Since the present invention has the above-mentioned structure, it has the following effects. Since the non-linear circuit is simply combined with the combination of the linear feedback shift register and the key register, the circuit configuration is extremely simple and, therefore, is extremely effective as a building block of the random number generation mechanism.

Since the obtained random number has a very large linear complexity, it is difficult to analyze it, and a statistically random high-quality random number sequence is generated. Therefore, a highly safe random number can be obtained. it can.
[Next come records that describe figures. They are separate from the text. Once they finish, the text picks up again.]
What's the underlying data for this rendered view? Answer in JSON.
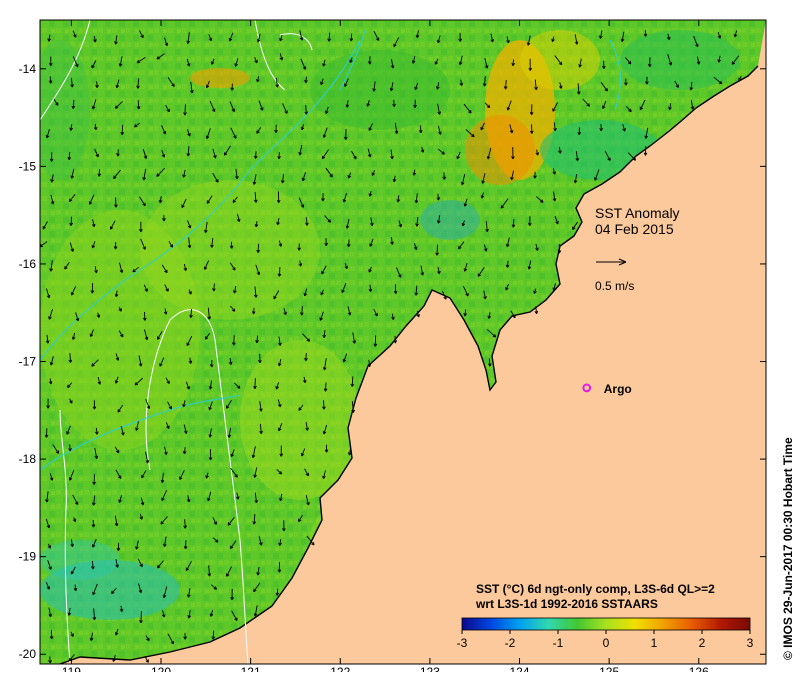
{
  "map": {
    "title_line1": "SST Anomaly",
    "title_line2": "04 Feb 2015",
    "scale_arrow_label": "0.5 m/s",
    "argo_label": "Argo",
    "x_ticks": [
      "119",
      "120",
      "121",
      "122",
      "123",
      "124",
      "125",
      "126"
    ],
    "y_ticks": [
      "-14",
      "-15",
      "-16",
      "-17",
      "-18",
      "-19",
      "-20"
    ],
    "lon_range": [
      118.65,
      126.75
    ],
    "lat_range": [
      -20.1,
      -13.5
    ],
    "argo_position": [
      124.75,
      -17.27
    ],
    "colors": {
      "land": "#fbc99b",
      "ocean_base": "#5ec828",
      "coast": "#000000",
      "contour_white": "#ffffff",
      "contour_cyan": "#26d0d8",
      "argo": "#e020e0"
    }
  },
  "colorbar": {
    "caption_line1": "SST (°C) 6d ngt-only comp, L3S-6d QL>=2",
    "caption_line2": "wrt L3S-1d 1992-2016 SSTAARS",
    "ticks": [
      "-3",
      "-2",
      "-1",
      "0",
      "1",
      "2",
      "3"
    ],
    "range": [
      -3,
      3
    ],
    "colors": [
      "#0a0a8c",
      "#0046e0",
      "#00a0f0",
      "#30d8b0",
      "#40c830",
      "#a8e020",
      "#f0e000",
      "#f0a000",
      "#e85a00",
      "#b01800",
      "#7a0a00"
    ]
  },
  "credit": "© IMOS 29-Jun-2017 00:30 Hobart Time"
}
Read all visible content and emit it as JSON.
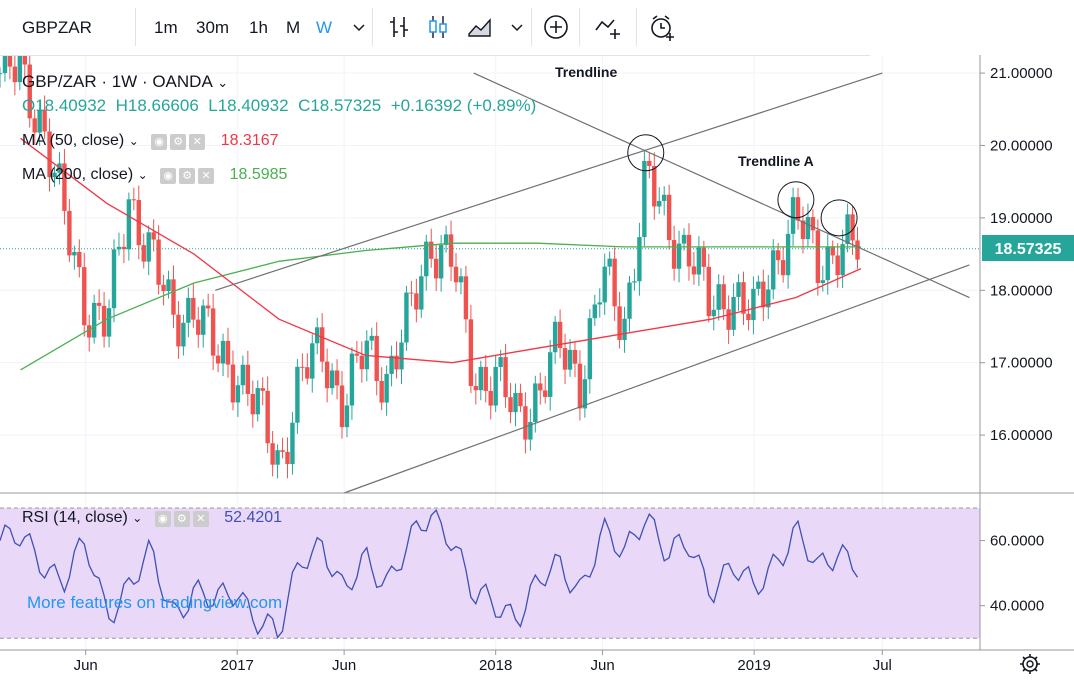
{
  "toolbar": {
    "symbol": "GBPZAR",
    "timeframes": [
      "1m",
      "30m",
      "1h",
      "M",
      "W"
    ],
    "active_timeframe": "W"
  },
  "legend": {
    "title": "GBP/ZAR · 1W · OANDA",
    "ohlc": {
      "o": "O18.40932",
      "h": "H18.66606",
      "l": "L18.40932",
      "c": "C18.57325",
      "chg": "+0.16392 (+0.89%)"
    },
    "ma50": {
      "label": "MA (50, close)",
      "value": "18.3167",
      "color": "#f23645"
    },
    "ma200": {
      "label": "MA (200, close)",
      "value": "18.5985",
      "color": "#4caf50"
    },
    "rsi": {
      "label": "RSI (14, close)",
      "value": "52.4201",
      "color": "#3f51b5"
    }
  },
  "annotations": {
    "trendline": "Trendline",
    "trendline_a": "Trendline A",
    "watermark": "More features on tradingview.com"
  },
  "colors": {
    "up": "#26a69a",
    "down": "#ef5350",
    "rsi_band": "#e9d8f7",
    "channel": "#707070"
  },
  "chart_data": [
    {
      "type": "candlestick",
      "title": "GBP/ZAR · 1W · OANDA",
      "x_ticks": [
        "Jun",
        "2017",
        "Jun",
        "2018",
        "Jun",
        "2019",
        "Jul"
      ],
      "y_ticks": [
        "21.00000",
        "20.00000",
        "19.00000",
        "18.00000",
        "17.00000",
        "16.00000"
      ],
      "ylim": [
        15.2,
        21.25
      ],
      "last_price": "18.57325",
      "close_path": [
        {
          "t": "2016-03",
          "v": 21.0
        },
        {
          "t": "2016-04",
          "v": 20.3
        },
        {
          "t": "2016-05",
          "v": 19.0
        },
        {
          "t": "2016-06",
          "v": 17.8
        },
        {
          "t": "2016-07",
          "v": 17.5
        },
        {
          "t": "2016-08",
          "v": 19.3
        },
        {
          "t": "2016-09",
          "v": 18.5
        },
        {
          "t": "2016-10",
          "v": 17.6
        },
        {
          "t": "2016-11",
          "v": 17.8
        },
        {
          "t": "2016-12",
          "v": 17.1
        },
        {
          "t": "2017-01",
          "v": 16.9
        },
        {
          "t": "2017-02",
          "v": 16.3
        },
        {
          "t": "2017-03",
          "v": 15.6
        },
        {
          "t": "2017-04",
          "v": 16.8
        },
        {
          "t": "2017-05",
          "v": 17.2
        },
        {
          "t": "2017-06",
          "v": 16.4
        },
        {
          "t": "2017-07",
          "v": 17.2
        },
        {
          "t": "2017-08",
          "v": 16.8
        },
        {
          "t": "2017-09",
          "v": 17.6
        },
        {
          "t": "2017-10",
          "v": 18.7
        },
        {
          "t": "2017-11",
          "v": 18.4
        },
        {
          "t": "2017-12",
          "v": 16.8
        },
        {
          "t": "2018-01",
          "v": 16.8
        },
        {
          "t": "2018-02",
          "v": 16.2
        },
        {
          "t": "2018-03",
          "v": 16.6
        },
        {
          "t": "2018-04",
          "v": 17.2
        },
        {
          "t": "2018-05",
          "v": 16.8
        },
        {
          "t": "2018-06",
          "v": 18.2
        },
        {
          "t": "2018-07",
          "v": 17.5
        },
        {
          "t": "2018-08",
          "v": 19.6
        },
        {
          "t": "2018-09",
          "v": 18.8
        },
        {
          "t": "2018-10",
          "v": 18.6
        },
        {
          "t": "2018-11",
          "v": 17.7
        },
        {
          "t": "2018-12",
          "v": 18.0
        },
        {
          "t": "2019-01",
          "v": 17.6
        },
        {
          "t": "2019-02",
          "v": 18.5
        },
        {
          "t": "2019-03",
          "v": 19.0
        },
        {
          "t": "2019-04",
          "v": 18.4
        },
        {
          "t": "2019-05",
          "v": 18.6
        },
        {
          "t": "2019-06",
          "v": 18.57
        }
      ],
      "series": [
        {
          "name": "MA (50, close)",
          "points": [
            {
              "t": "2016-03",
              "v": 20.1
            },
            {
              "t": "2016-07",
              "v": 19.2
            },
            {
              "t": "2016-11",
              "v": 18.5
            },
            {
              "t": "2017-03",
              "v": 17.6
            },
            {
              "t": "2017-07",
              "v": 17.1
            },
            {
              "t": "2017-11",
              "v": 17.0
            },
            {
              "t": "2018-03",
              "v": 17.2
            },
            {
              "t": "2018-07",
              "v": 17.4
            },
            {
              "t": "2018-11",
              "v": 17.6
            },
            {
              "t": "2019-03",
              "v": 17.9
            },
            {
              "t": "2019-06",
              "v": 18.3
            }
          ]
        },
        {
          "name": "MA (200, close)",
          "points": [
            {
              "t": "2016-03",
              "v": 16.9
            },
            {
              "t": "2016-07",
              "v": 17.6
            },
            {
              "t": "2016-11",
              "v": 18.1
            },
            {
              "t": "2017-03",
              "v": 18.4
            },
            {
              "t": "2017-07",
              "v": 18.55
            },
            {
              "t": "2017-11",
              "v": 18.65
            },
            {
              "t": "2018-03",
              "v": 18.65
            },
            {
              "t": "2018-07",
              "v": 18.6
            },
            {
              "t": "2018-11",
              "v": 18.6
            },
            {
              "t": "2019-03",
              "v": 18.6
            },
            {
              "t": "2019-06",
              "v": 18.6
            }
          ]
        }
      ],
      "trendlines": [
        {
          "name": "Trendline",
          "from": {
            "t": "2016-12",
            "v": 18.0
          },
          "to": {
            "t": "2019-07",
            "v": 21.0
          }
        },
        {
          "name": "Trendline",
          "from": {
            "t": "2017-06",
            "v": 15.2
          },
          "to": {
            "t": "2019-11",
            "v": 18.35
          }
        },
        {
          "name": "Trendline A",
          "from": {
            "t": "2017-12",
            "v": 21.0
          },
          "to": {
            "t": "2019-11",
            "v": 17.9
          }
        }
      ]
    },
    {
      "type": "line",
      "title": "RSI (14, close)",
      "y_ticks": [
        "60.0000",
        "40.0000"
      ],
      "ylim": [
        27,
        74
      ],
      "band": [
        30,
        70
      ],
      "last_value": "52.4201",
      "series": [
        {
          "name": "RSI (14, close)",
          "points": [
            {
              "t": "2016-03",
              "v": 60
            },
            {
              "t": "2016-05",
              "v": 48
            },
            {
              "t": "2016-06",
              "v": 58
            },
            {
              "t": "2016-07",
              "v": 38
            },
            {
              "t": "2016-09",
              "v": 55
            },
            {
              "t": "2016-10",
              "v": 38
            },
            {
              "t": "2016-11",
              "v": 45
            },
            {
              "t": "2016-12",
              "v": 40
            },
            {
              "t": "2017-01",
              "v": 45
            },
            {
              "t": "2017-02",
              "v": 36
            },
            {
              "t": "2017-03",
              "v": 30
            },
            {
              "t": "2017-04",
              "v": 55
            },
            {
              "t": "2017-05",
              "v": 60
            },
            {
              "t": "2017-06",
              "v": 42
            },
            {
              "t": "2017-07",
              "v": 55
            },
            {
              "t": "2017-08",
              "v": 48
            },
            {
              "t": "2017-09",
              "v": 58
            },
            {
              "t": "2017-10",
              "v": 68
            },
            {
              "t": "2017-11",
              "v": 62
            },
            {
              "t": "2017-12",
              "v": 42
            },
            {
              "t": "2018-01",
              "v": 40
            },
            {
              "t": "2018-02",
              "v": 38
            },
            {
              "t": "2018-03",
              "v": 46
            },
            {
              "t": "2018-04",
              "v": 52
            },
            {
              "t": "2018-05",
              "v": 46
            },
            {
              "t": "2018-06",
              "v": 62
            },
            {
              "t": "2018-07",
              "v": 55
            },
            {
              "t": "2018-08",
              "v": 70
            },
            {
              "t": "2018-09",
              "v": 55
            },
            {
              "t": "2018-10",
              "v": 58
            },
            {
              "t": "2018-11",
              "v": 46
            },
            {
              "t": "2018-12",
              "v": 52
            },
            {
              "t": "2019-01",
              "v": 44
            },
            {
              "t": "2019-02",
              "v": 55
            },
            {
              "t": "2019-03",
              "v": 63
            },
            {
              "t": "2019-04",
              "v": 50
            },
            {
              "t": "2019-05",
              "v": 58
            },
            {
              "t": "2019-06",
              "v": 52.42
            }
          ]
        }
      ]
    }
  ]
}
Since the non-linearization of random numbers is automatically and rapidly achieved by a non-linear circuit, encryption and decryption can be performed quickly and accurately, and thus highly secure cryptographic communication can be achieved quickly and accurately. it can.

[0031]

[Brief description of drawings]

FIG. 1 is a circuit diagram showing an embodiment of a basic circuit configuration of the present invention.

[Explanation of symbols]

 1; Random number source circuit 2; Linear feedback shift register 3; Key register 4; Logical product 5; Non-linear circuit

Claims (1)

[Claims] 1. A linear feedback shift register (2) for generating an M sequence having an nth order feedback polynomial.
Random number generation circuit (1) having an n-stage key register (3)
And a non-linear circuit (5) that inputs the logical product (4) of the linear feedback shift register (2) and the key register (3)
GF (2), which is a function of the nonlinear circuit (5)
The above m-variable nonlinear function z = f (x ₁ , x ₂ , ..., x _m ).
Using the threshold t, And a threshold value t is t = 2 ^d +1 (d> 0). Similarly, a random number generation circuit using a non-linear circuit in which the number of variables m is set to m = 2 ^{d + 1} +1.